By Alexander Bernstein
Each year, nearly 200 million people come in contact with Malaria. The World Health Organization (WHO) establishes that as of June 2011, this disease is the fifth leading cause of death in the world among low-income countries, accounting for 5.2% of all deaths or nearly half of a million people each year. Such devastation is mostly concentrated in Sub-Saharan Africa as the Malaria Consortium organization relates that nearly 89% of the near 900 thousand million malaria-caused deaths occur in this region. Although less poignant than the toll on human life, the financial burden of this disease is also consequential. While an estimated 1.7 billion dollars are spent each year to combat malaria, this number only constitutes a third of the financial commitment that the 2009 WHO World Malaria Report suggests is required to effectively lower the disease’s exposure by 75% by the year 2015.
As with any ailment, it is important to understand how it functions. What causes malaria, and why is it so devastating? The answer can be found in an unlikely partnership between the female Anophelesmosquito and the Plasmodium parasite. After about a week incubation period in the mosquito, the parasite becomes readily transmitted to a human host. Once inside a new subject, the Plasmodium, the most dangerous variety of which is P. falciparum, resides and multiplies in the liver from anywhere between several weeks and several months. Then, the parasite invades the red blood cells and its presence becomes manifest. For the fortunate individuals with uncomplicated malaria, ailment is generally limited to fever, swelling, and typical flu-like symptoms. For the less fortunate, however, severe malaria takes hold, and fatal blood abnormalities and organ failures are not uncommon.

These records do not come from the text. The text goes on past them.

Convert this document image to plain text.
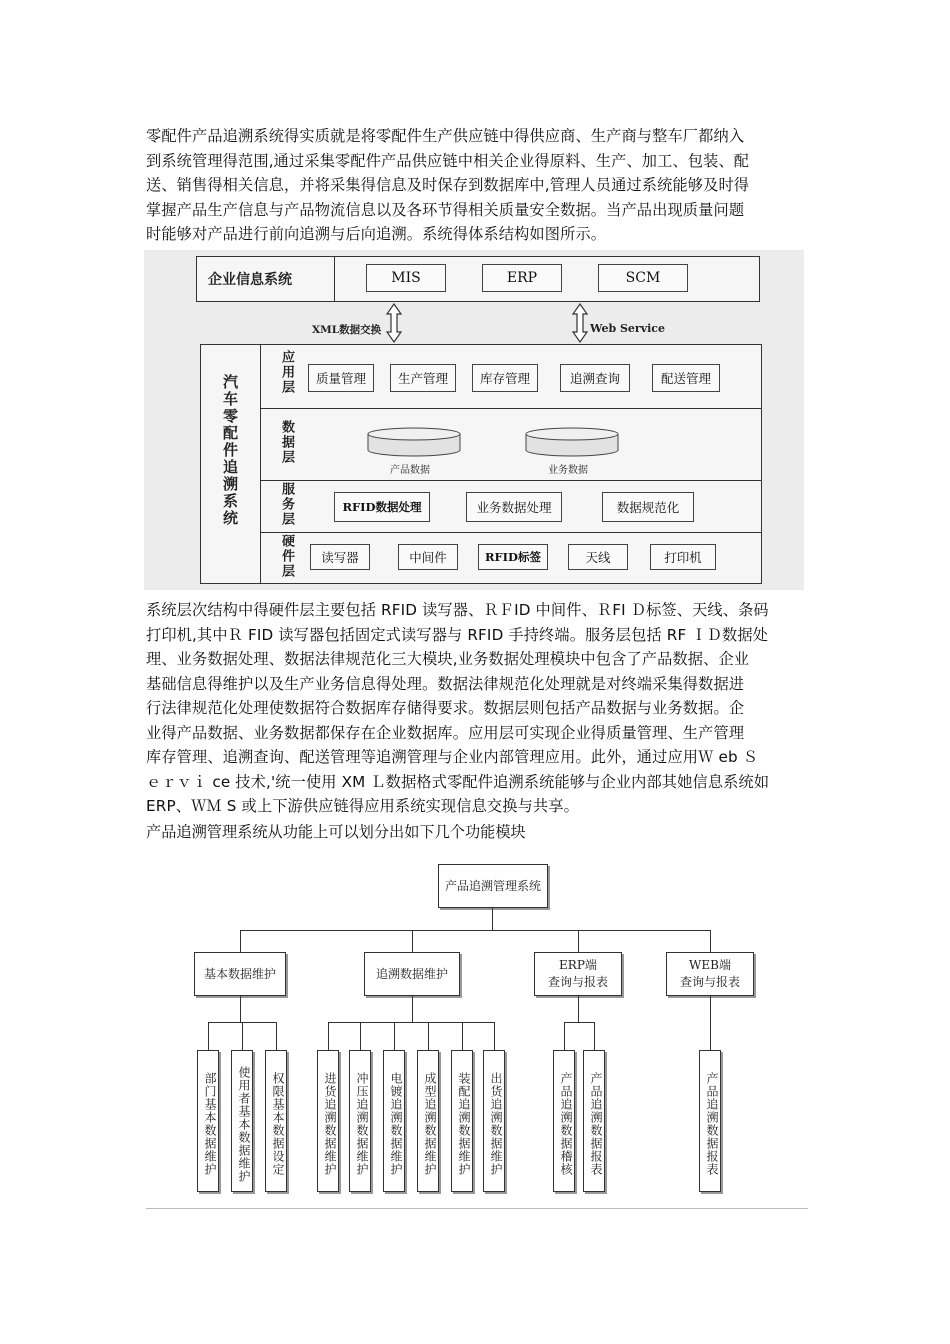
零配件产品追溯系统得实质就是将零配件生产供应链中得供应商、生产商与整车厂都纳入
到系统管理得范围,通过采集零配件产品供应链中相关企业得原料、生产、加工、包装、配
送、销售得相关信息，并将采集得信息及时保存到数据库中,管理人员通过系统能够及时得
掌握产品生产信息与产品物流信息以及各环节得相关质量安全数据。当产品出现质量问题
时能够对产品进行前向追溯与后向追溯。系统得体系结构如图所示。
企业信息系统	MIS	ERP	SCM
XML数据交换	Web Service
汽车零配件追溯系统
应用层
数据层
服务层
硬件层
质量管理	生产管理	库存管理	追溯查询	配送管理
产品数据	业务数据
RFID数据处理	业务数据处理	数据规范化
读写器	中间件	RFID标签	天线	打印机
系统层次结构中得硬件层主要包括 RFID 读写器、ＲＦID 中间件、ＲFI Ｄ标签、天线、条码
打印机,其中Ｒ FID 读写器包括固定式读写器与 RFID 手持终端。服务层包括 RF ＩＤ数据处
理、业务数据处理、数据法律规范化三大模块,业务数据处理模块中包含了产品数据、企业
基础信息得维护以及生产业务信息得处理。数据法律规范化处理就是对终端采集得数据进
行法律规范化处理使数据符合数据库存储得要求。数据层则包括产品数据与业务数据。企
业得产品数据、业务数据都保存在企业数据库。应用层可实现企业得质量管理、生产管理
库存管理、追溯查询、配送管理等追溯管理与企业内部管理应用。此外，通过应用Ｗ eb Ｓ
ｅｒｖｉ ce 技术,'统一使用 XM Ｌ数据格式零配件追溯系统能够与企业内部其她信息系统如
ERP、ＷＭ S 或上下游供应链得应用系统实现信息交换与共享。
产品追溯管理系统从功能上可以划分出如下几个功能模块
产品追溯管理系统
基本数据维护	追溯数据维护
ERP端
查询与报表
WEB端
查询与报表
部门基本数据维护	使用者基本数据维护	权限基本数据设定	进货追溯数据维护	冲压追溯数据维护	电镀追溯数据维护	成型追溯数据维护	装配追溯数据维护	出货追溯数据维护	产品追溯数据稽核	产品追溯数据报表	产品追溯数据报表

Although progress has been made dealing with this disease, most current treatments focus on the prevention of heme crystals through the introduction of competitive inhibitors. However, such treatments that attempt to assist the immune response are becoming less effective as the parasite continues to evolve slight differences. A new methodology is necessary. Luckily, researchers from Imperial College London and CNRS of France think they might have the answer. These scientists have determined what they define as the “Achilles Heel” of the parasite: its transcription process. Two separate transcription inhibiting molecules have been determined. Initial ex-vivo experiments have shown that the introduction of these molecules attacks the parasite during its longest life stage and is therefore incredibly effective at killing the Plasmodium. Primary Imperial College London Researcher Matthew Fuchter is extremely optimistic about future prospects as he explains that early results indicate the new treatment’s ability to “rapidly kill off all traces of the parasite, acting at least as fast as the best currently available antimalarial drug.” Importantly, these novice molecules also address the issue of resistant parasites, as they appear to effectively deal with even the most resilient and rapidly adapting Plasmodiumstrains. Fuchter and his colleagues from France have been extremely pleased with these results and maintain that a cure for Malaria will be found within the next decade.